Small Object Detection by DETR via Information Augmentation and Adaptive Feature Fusion

The main challenge for small object detection algorithms is to ensure accuracy while pursuing real-time performance. The RT-DETR model performs well in real-time object detection, but performs poorly in small object detection accuracy. In order to compensate for the shortcomings of the RT-DETR model in small object detection, two key improvements are proposed in this study. Firstly, The RT-DETR utilises a Transformer that receives input solely from the final layer of Backbone features. This means that the Transformer's input only receives semantic information from the highest level of abstraction in the Deep Network, and ignores detailed information such as edges, texture or color gradients that are critical to the location of small objects at lower levels of abstraction. Including only deep features can introduce additional background noise. This can have a negative impact on the accuracy of small object detection. To address this issue, we propose the fine-grained path augmentation method. This method helps to locate small objects more accurately by providing detailed information to the deep network. So, the input to the transformer contains both semantic and detailed information. Secondly, In RT-DETR, the decoder takes feature maps of different levels as input after concatenating them with equal weight. However, this operation is not effective in dealing with the complex relationship of multi-scale information captured by feature maps of different sizes. Therefore, we propose an adaptive feature fusion algorithm that assigns learnable parameters to each feature map from different levels. This allows the model to adaptively fuse feature maps from different levels and effectively integrate feature information from different scales. This enhances the model's ability to capture object features at different scales, thereby improving the accuracy of detecting small objects.

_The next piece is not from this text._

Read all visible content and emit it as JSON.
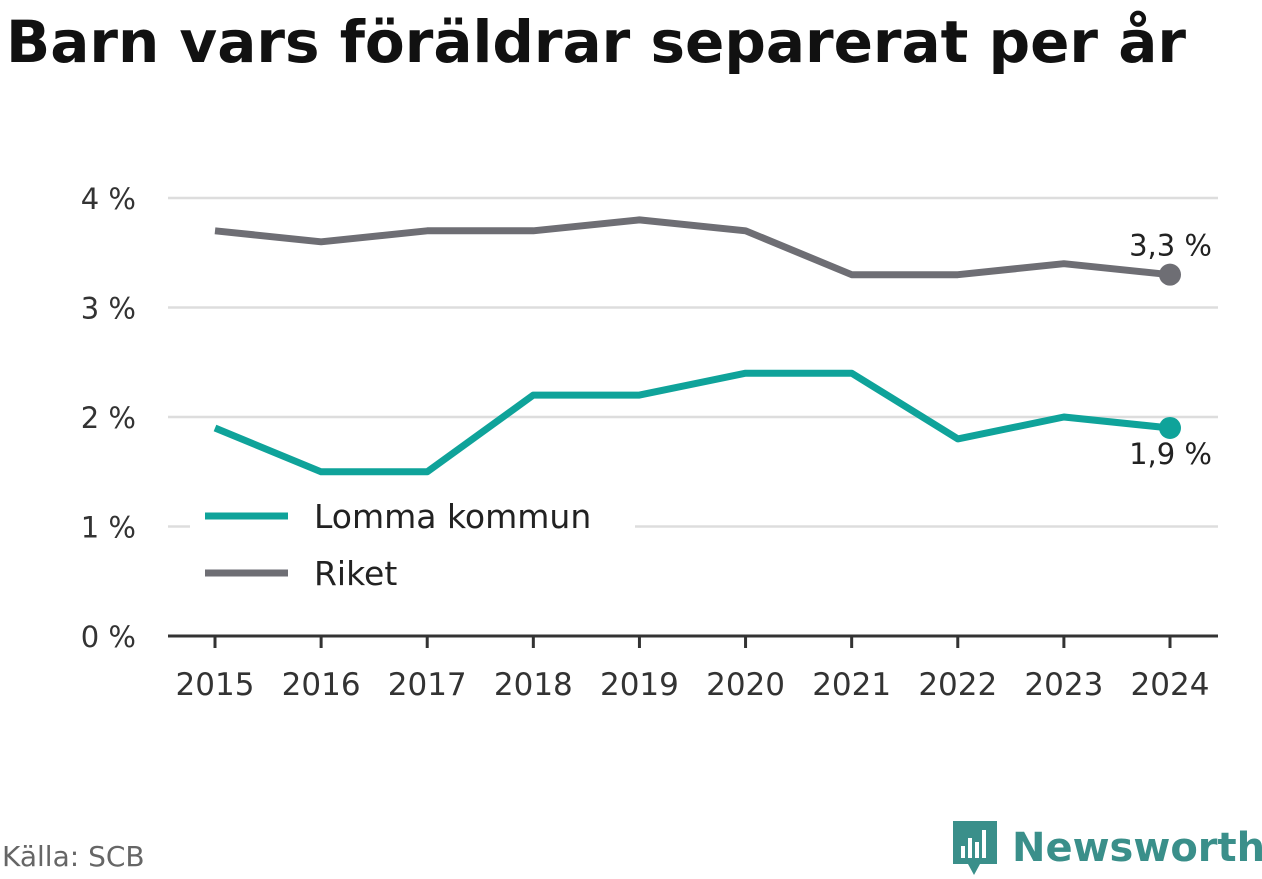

翻译：小目标检测算法的主要挑战在于在追求实时性能的同时保证检测精度。RT-DETR模型在实时目标检测方面表现优异，但在小目标检测精度方面存在不足。为弥补RT-DETR模型在小目标检测中的缺陷，本研究提出两项关键改进。首先，RT-DETR采用的Transformer仅接收Backbone最后一层特征作为输入，这意味着Transformer输入仅包含深度网络最高抽象级别的语义信息，而忽略了边缘、纹理或颜色梯度等对低层抽象中小目标定位至关重要的细节信息。仅包含深层特征可能引入额外背景噪声，对小目标检测精度产生负面影响。针对此问题，我们提出细粒度路径增强方法，通过向深度网络提供细节信息，更精确地定位小目标，使Transformer输入同时包含语义信息与细节信息。其次，在RT-DETR中，解码器将不同层级特征图以等权重拼接后作为输入，但该操作难以有效处理不同尺寸特征图所捕获的多尺度信息间的复杂关系。因此，我们提出自适应特征融合算法，为来自不同层级的每个特征图分配可学习参数，使模型能够自适应融合不同层级特征图，有效整合不同尺度的特征信息。此举增强了模型捕获不同尺度目标特征的能力，从而提升小目标检测精度。